Que el tigre vocativo de mi verso

Es un tigre de símbolos y sombras, 

Una serie de tropos literarios

Y de memorias de la enciclopedia

Y no el tigre fatal, la aciaga joya

Que, bajo el sol o la diversa luna,

Va cumpliendo en Sumatra o en Bengala

Su rutina de amor, de ocio y de muerte.


Pero la cultura humana, cualquier cultura (como demostró Claude Lévi-Straus en Tristes trópicos), es demasiado compleja para poder ser tarea exclusiva de los padres. No cabe en un relato oral que pueda ser transmitido de generación en generación. Supervivencia, seguridad emocional (que deviene en cognitiva), ciertas normas básicas y unos parámetros morales. Para el resto, se requiere que el clan, la tribu, la sociedad se organice y asigne ese papel a miembros específicos de la comunidad. Los maestros, por lo tanto, cumplen un rol crucial: pasar las claves de la cultura a sus miembros más jóvenes. El saber humano no cabe en la memoria y está depositado fuera, en exocerebros, como dice Roger Bartra en Antropología del cerebro. Tablillas cuneiformes, papiros, códices, libros. Pero también frisos, obeliscos, murales. Los maestros son básicamente aparatos decodificadores para enseñar a descifrar y transformar el lenguaje cifrado en que se manifiesta la cultura (primero sus signos: letras, números, notas musicales; luego, las redes que se tejen y destejen con esos signos: poemas, teoremas, partitura). Diferente al taller del artesano, el gremio medieval, el monaguillo en la sacristía, cuyas enseñanzas versan sobre un único saber, el buen maestro abre horizontes. Diferente es la relación maestro-discípulo (aprendiz) que maestro-alumno. Ambos, eso sí, lo hacen desde la subjetividad personal. No son robots. Son jardineros de almas, esos que pedía Saint-Exupéry, y deberían saber regar cada parcela según las posibilidades del suelo y la simiente. Con un último milagro: las capacidades tienen un reparto estadístico homogéneo entre los miembros de cualquier congregación humana. Así, un sistema educativo sólido localiza flores de asfalto ahí donde broten y potencia sus dones. El maestro es un multiplicador. Esto lo vio antes y mejor Albert Camus, como casi todo. Cuando recibió el Nobel, le mandó esta carta a su maestro de primaria en su Argelia natal:

Querido señor Germain:

He esperado a que se apagase un poco el ruido que me ha rodeado todos estos días antes de hablarle de todo corazón. He recibido un honor demasiado grande, que no he buscado ni pedido. Pero cuando supe la noticia, pensé primero en mi madre y después en usted. Sin usted, la mano afectuosa que tendió al pobre niñito que era yo, sin su enseñanza y ejemplo, no hubiese sucedido nada de esto. No es que dé demasiada importancia a un honor de este tipo. Pero ofrece por lo menos la oportunidad de decirle lo que usted ha sido y sigue siendo para mí, y le puedo asegurar que sus esfuerzos, su trabajo y el corazón generoso que usted puso continúan siempre vivos en uno de sus pequeños discípulos, que, a pesar de los años, no ha dejado de ser su alumno agradecido.

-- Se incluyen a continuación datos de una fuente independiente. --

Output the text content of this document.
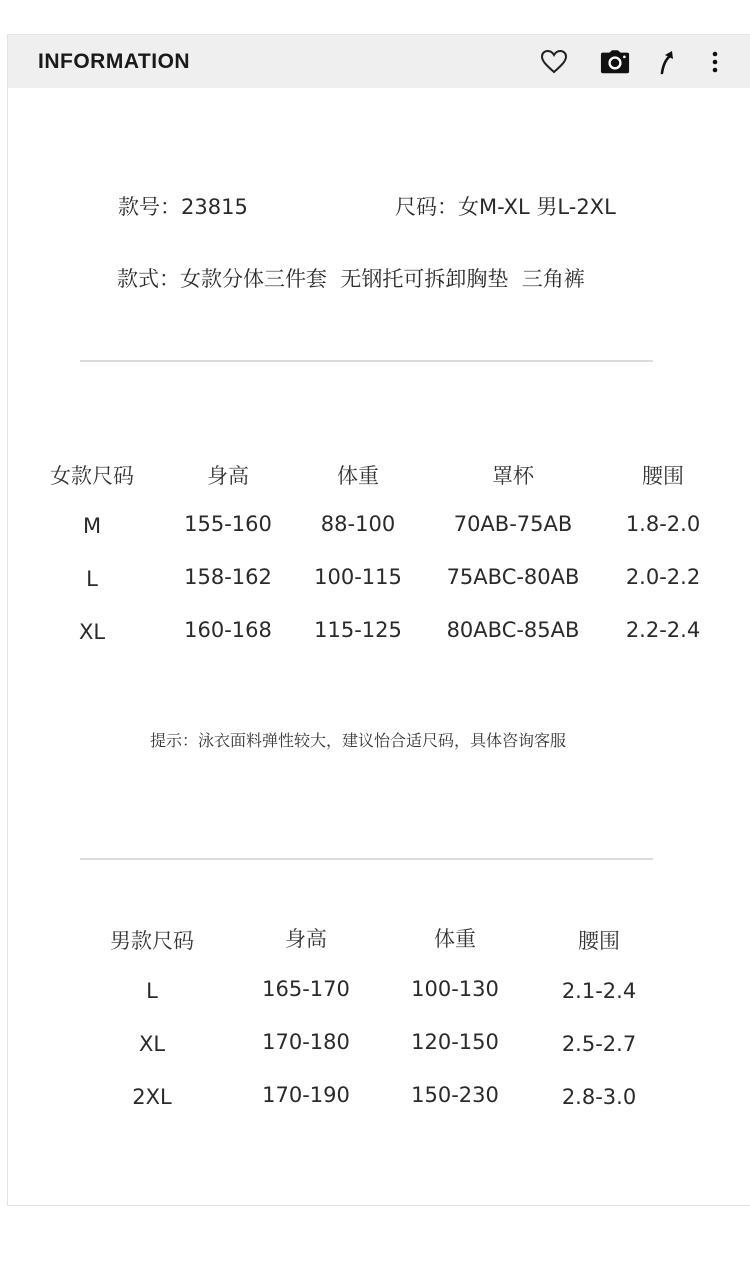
INFORMATION
款号：23815	尺码：女M-XL 男L-2XL
款式：女款分体三件套  无钢托可拆卸胸垫  三角裤
女款尺码	身高	体重	罩杯	腰围
M	155-160 88-100	70AB-75AB	1.8-2.0
L	158-162 100-115 75ABC-80AB 2.0-2.2
XL	160-168 115-125 80ABC-85AB 2.2-2.4
提示：泳衣面料弹性较大，建议怡合适尺码，具体咨询客服
男款尺码	身高	体重	腰围
L	165-170	100-130	2.1-2.4
XL	170-180	120-150	2.5-2.7
2XL	170-190	150-230	2.8-3.0
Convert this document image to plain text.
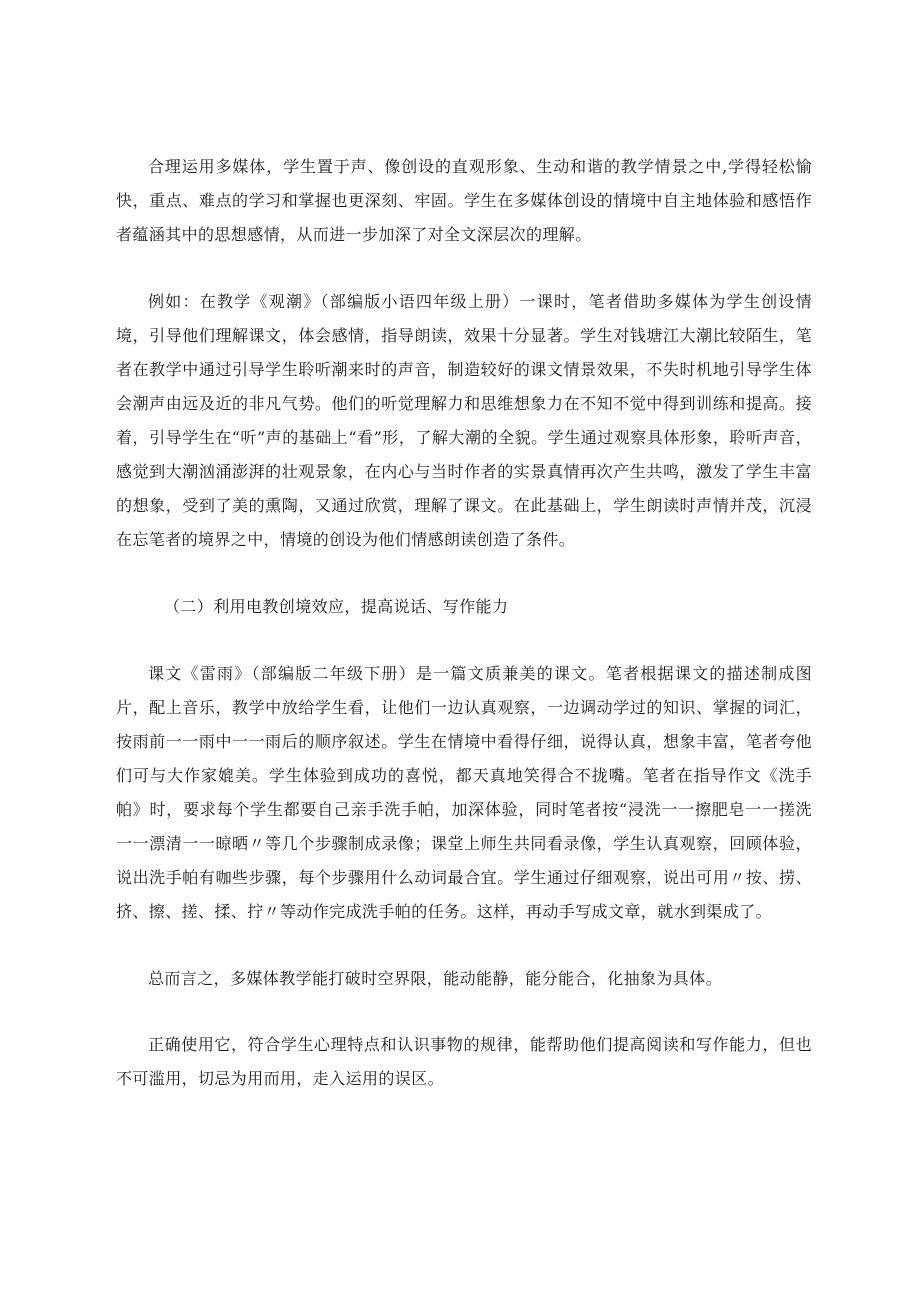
合理运用多媒体，学生置于声、像创设的直观形象、生动和谐的教学情景之中,学得轻松愉快，重点、难点的学习和掌握也更深刻、牢固。学生在多媒体创设的情境中自主地体验和感悟作者蕴涵其中的思想感情，从而进一步加深了对全文深层次的理解。

例如：在教学《观潮》（部编版小语四年级上册）一课时，笔者借助多媒体为学生创设情境，引导他们理解课文，体会感情，指导朗读，效果十分显著。学生对钱塘江大潮比较陌生，笔者在教学中通过引导学生聆听潮来时的声音，制造较好的课文情景效果，不失时机地引导学生体会潮声由远及近的非凡气势。他们的听觉理解力和思维想象力在不知不觉中得到训练和提高。接着，引导学生在“听”声的基础上“看”形，了解大潮的全貌。学生通过观察具体形象，聆听声音，感觉到大潮汹涌澎湃的壮观景象，在内心与当时作者的实景真情再次产生共鸣，激发了学生丰富的想象，受到了美的熏陶，又通过欣赏，理解了课文。在此基础上，学生朗读时声情并茂，沉浸在忘笔者的境界之中，情境的创设为他们情感朗读创造了条件。

（二）利用电教创境效应，提高说话、写作能力

课文《雷雨》（部编版二年级下册）是一篇文质兼美的课文。笔者根据课文的描述制成图片，配上音乐，教学中放给学生看，让他们一边认真观察，一边调动学过的知识、掌握的词汇，按雨前一一雨中一一雨后的顺序叙述。学生在情境中看得仔细，说得认真，想象丰富，笔者夸他们可与大作家媲美。学生体验到成功的喜悦，都天真地笑得合不拢嘴。笔者在指导作文《洗手帕》时，要求每个学生都要自己亲手洗手帕，加深体验，同时笔者按“浸洗一一擦肥皂一一搓洗一一漂清一一晾晒〃等几个步骤制成录像；课堂上师生共同看录像，学生认真观察，回顾体验，说出洗手帕有咖些步骤，每个步骤用什么动词最合宜。学生通过仔细观察，说出可用〃按、捞、挤、擦、搓、揉、拧〃等动作完成洗手帕的任务。这样，再动手写成文章，就水到渠成了。

总而言之，多媒体教学能打破时空界限，能动能静，能分能合，化抽象为具体。

正确使用它，符合学生心理特点和认识事物的规律，能帮助他们提高阅读和写作能力，但也不可滥用，切忌为用而用，走入运用的误区。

Le mando un abrazo de todo corazón.

Albert Camus

Una forma relativamente sencilla de saber el grado de desarrollo de una sociedad es analizar cómo está organizado su sistema educativo. El apocalipsis zombi que sufre México tiene mucho que ver con su catástrofe educativa. Por el bajo nivel de preparación de sus votantes (fácilmente manipulables) y por la anquilosada mirilla ideológica de su presidente (líder moral y egregia figura). Las elites mexicanas (empresarios, políticos, profesionistas) se enfocaron en desarrollar un sistema educativo privado y se desentendieron del desastre público (lo mismo en el sistema sanitario) que dejaron en manos (garras) del sindicato y los políticos arribistas. La bala pasó rozando en el 2006. Nadie leyó adecuadamente el mensaje. En el 2018 dio directamente en el blanco. Sólo queda seguir nadando a contracorriente. 

***   

Mis abuelos paternos eran maestros de escuela. Ambos estudiaron sus oposiciones y las aprobaron en la España de Alfonso XIII y después fueron anónimos partidarios de la República. Mi abuelo partió de un pueblo de Soria, hoy deshabitado, corazón de la España vacía, y enseñó por media España antes de obtener su plaza definitiva en Córdoba, donde conoció a mi abuela. Las vicisitudes de la guerra y sus secuelas los arrancaron de sus raíces y certezas para acabar en el exilio en México. Y, claro, fundaron una escuela, aunque luego la vida los llevó por otros caminos. 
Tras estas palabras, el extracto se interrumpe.